# Maximize quadratic function subject to linear constraints

Can one maximize $\sum_i c_i x_i^2$ where the $c_i$ are constants (possibly negative), subject to linear constraints over the $x_i$?

This paper seems to come close to answering "no." They show it is NP-hard for target functions $x_1 - x^2_2$. However they have $x_1$ which is not squared, and from the two pages I can access online I can't understand if that's critical or not.

Bonus question: Is there a free software that can be tried to solve these problems (possibly heuristically)?

• I am not sure about the case where the quadratic terms take the form $x_i^2$. However, in the case that you have $x_i x_j$ quadratic terms it is NP-hard. For example, see the continuous formulation for maximum clique given by Motzkin and Straus. – Austin Buchanan May 21 '13 at 20:09
• The problem is as general as the problem of maximizing a general quadratic form $x^T A x$ subject to linear constraints since every quadratic form can be brought to a diagonal form. The problem is NP-hard. – Yury May 22 '13 at 2:52
• Thanks. I had forgotten that over the reals (unlike GF(2)) that's what you get. I think this can be an answer, too, but I'll accept Robin's. – Manu May 22 '13 at 14:48
• @AustinBuchanan, it's called the canonical form of the quadratic form; see e.g. mathworld.wolfram.com/QuadraticForm.html – Yury May 23 '13 at 2:24
• Various software packages are available for non-linear optimization (to find a local optimum). Typically they are based on solvers for quadratic programming which is studied heavily. SNOPT is one that is reasonably well-known. – Chandra Chekuri May 23 '13 at 16:53

It's NP-hard.

Here's a reduction from the feasibility version of Binary Integer Programming (BIP), which is NP-hard. The problem is to decide if there's a feasible solution to the constraints $Ax \leq b$ and $x_i \in \{0,1\}$. It's easy to convert this to a problem with the constraints $Ax \leq b$ and $x_i \in \{-1,1\}$.

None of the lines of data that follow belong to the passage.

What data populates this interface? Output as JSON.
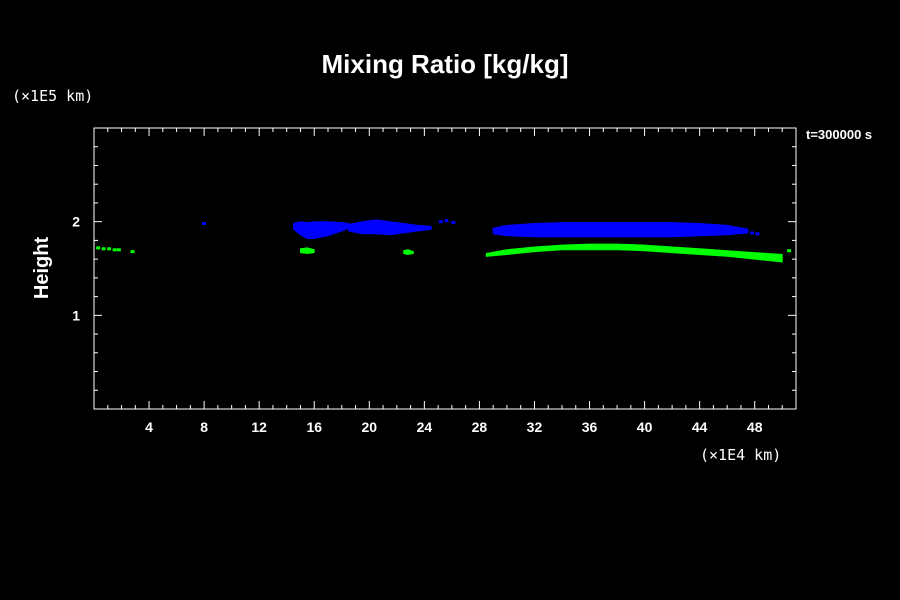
{
  "chart_data": {
    "type": "scatter",
    "title": "Mixing Ratio [kg/kg]",
    "ylabel": "Height",
    "x_unit_label": "(×1E4 km)",
    "y_unit_label": "(×1E5 km)",
    "time_label": "t=300000 s",
    "xlim": [
      0,
      51
    ],
    "ylim": [
      0,
      3
    ],
    "x_ticks": [
      4,
      8,
      12,
      16,
      20,
      24,
      28,
      32,
      36,
      40,
      44,
      48
    ],
    "y_ticks": [
      1,
      2
    ],
    "grid": false,
    "colors": {
      "background": "#000000",
      "axes": "#ffffff"
    },
    "series": [
      {
        "color": "#0000ff",
        "bands": [
          {
            "x": [
              14.5,
              15.0,
              15.5,
              16.0,
              17.0,
              18.0,
              18.5
            ],
            "top": [
              1.98,
              2.0,
              1.99,
              2.0,
              2.0,
              1.99,
              1.98
            ],
            "bottom": [
              1.92,
              1.86,
              1.82,
              1.82,
              1.85,
              1.9,
              1.93
            ]
          },
          {
            "x": [
              18.5,
              19.5,
              20.5,
              21.5,
              22.5,
              23.5,
              24.5
            ],
            "top": [
              1.97,
              2.0,
              2.02,
              2.0,
              1.98,
              1.96,
              1.95
            ],
            "bottom": [
              1.9,
              1.87,
              1.87,
              1.86,
              1.88,
              1.9,
              1.92
            ]
          },
          {
            "x": [
              29.0,
              30.0,
              32.0,
              34.0,
              36.0,
              38.0,
              40.0,
              42.0,
              44.0,
              46.0,
              47.5
            ],
            "top": [
              1.93,
              1.96,
              1.98,
              1.99,
              1.99,
              1.99,
              1.99,
              1.99,
              1.98,
              1.96,
              1.92
            ],
            "bottom": [
              1.87,
              1.85,
              1.84,
              1.84,
              1.84,
              1.84,
              1.84,
              1.84,
              1.85,
              1.86,
              1.88
            ]
          }
        ],
        "points": [
          [
            8.0,
            1.98
          ],
          [
            25.2,
            2.0
          ],
          [
            25.6,
            2.01
          ],
          [
            26.1,
            1.99
          ],
          [
            47.8,
            1.88
          ],
          [
            48.2,
            1.87
          ]
        ]
      },
      {
        "color": "#00ff00",
        "bands": [
          {
            "x": [
              28.5,
              30.0,
              32.0,
              34.0,
              36.0,
              38.0,
              40.0,
              42.0,
              44.0,
              46.0,
              48.0,
              50.0
            ],
            "top": [
              1.66,
              1.7,
              1.73,
              1.75,
              1.76,
              1.76,
              1.75,
              1.73,
              1.71,
              1.69,
              1.67,
              1.65
            ],
            "bottom": [
              1.63,
              1.65,
              1.68,
              1.7,
              1.7,
              1.7,
              1.69,
              1.67,
              1.65,
              1.63,
              1.6,
              1.57
            ]
          },
          {
            "x": [
              15.0,
              15.5,
              16.0
            ],
            "top": [
              1.71,
              1.72,
              1.7
            ],
            "bottom": [
              1.67,
              1.66,
              1.67
            ]
          },
          {
            "x": [
              22.5,
              22.8,
              23.2
            ],
            "top": [
              1.69,
              1.7,
              1.68
            ],
            "bottom": [
              1.66,
              1.65,
              1.66
            ]
          }
        ],
        "points": [
          [
            0.3,
            1.72
          ],
          [
            0.7,
            1.71
          ],
          [
            1.1,
            1.71
          ],
          [
            1.5,
            1.7
          ],
          [
            1.8,
            1.7
          ],
          [
            2.8,
            1.68
          ],
          [
            50.5,
            1.69
          ]
        ]
      }
    ]
  }
}
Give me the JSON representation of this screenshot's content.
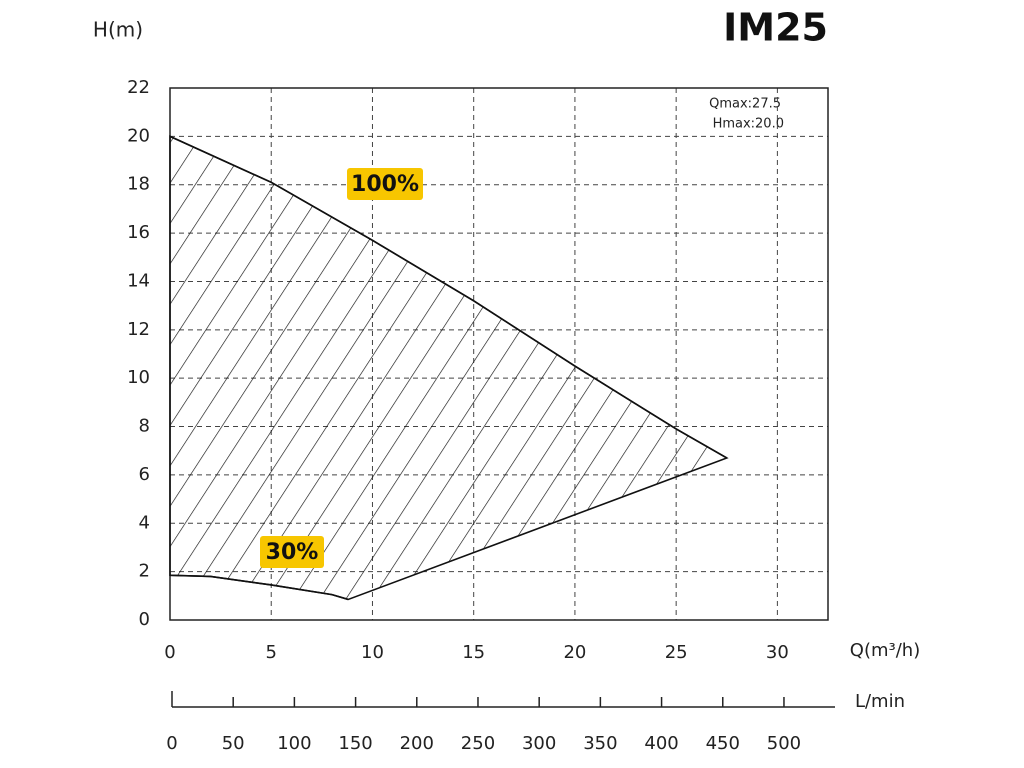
{
  "chart_data": {
    "type": "area",
    "title": "IM25",
    "y_label": "H(m)",
    "x_label": "Q(m³/h)",
    "x2_label": "L/min",
    "annotations": [
      "Qmax:27.5",
      "Hmax:20.0"
    ],
    "xlim": [
      0,
      32.5
    ],
    "xticks": [
      0,
      5,
      10,
      15,
      20,
      25,
      30
    ],
    "ylim": [
      0,
      22
    ],
    "yticks": [
      0,
      2,
      4,
      6,
      8,
      10,
      12,
      14,
      16,
      18,
      20,
      22
    ],
    "x2lim": [
      0,
      541.7
    ],
    "x2ticks": [
      0,
      50,
      100,
      150,
      200,
      250,
      300,
      350,
      400,
      450,
      500
    ],
    "grid": true,
    "series": [
      {
        "name": "100%",
        "color": "#111111",
        "x": [
          0,
          5,
          10,
          15,
          20,
          25,
          27.5
        ],
        "values": [
          20,
          18.1,
          15.7,
          13.2,
          10.5,
          7.9,
          6.7
        ]
      },
      {
        "name": "30%",
        "color": "#111111",
        "x": [
          0,
          2,
          5,
          8,
          8.8
        ],
        "values": [
          1.85,
          1.8,
          1.45,
          1.05,
          0.85
        ]
      }
    ],
    "label_color": "#f7c600"
  }
}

Now consider the following optimization problem: $\max \sum_i x_i^2$ subject to the constraints $Ax \leq b$ and $-1 \leq x_i \leq 1$ for all $i$.

This problem has objective value $n$ (the total number of variables $x_i$) if and only if the original BIP problem was feasible.

Gurobi has a free academic license: http://www.gurobi.com/products/licensing-and-pricing/academic-licensing However, I don't know how good it is at handling non-convex objective functions.

Probably nope (at least for a sum of quadratic variables). Among other things it would probably imply that you can compute the diameter of a symmetric H-polytope in polynomial time.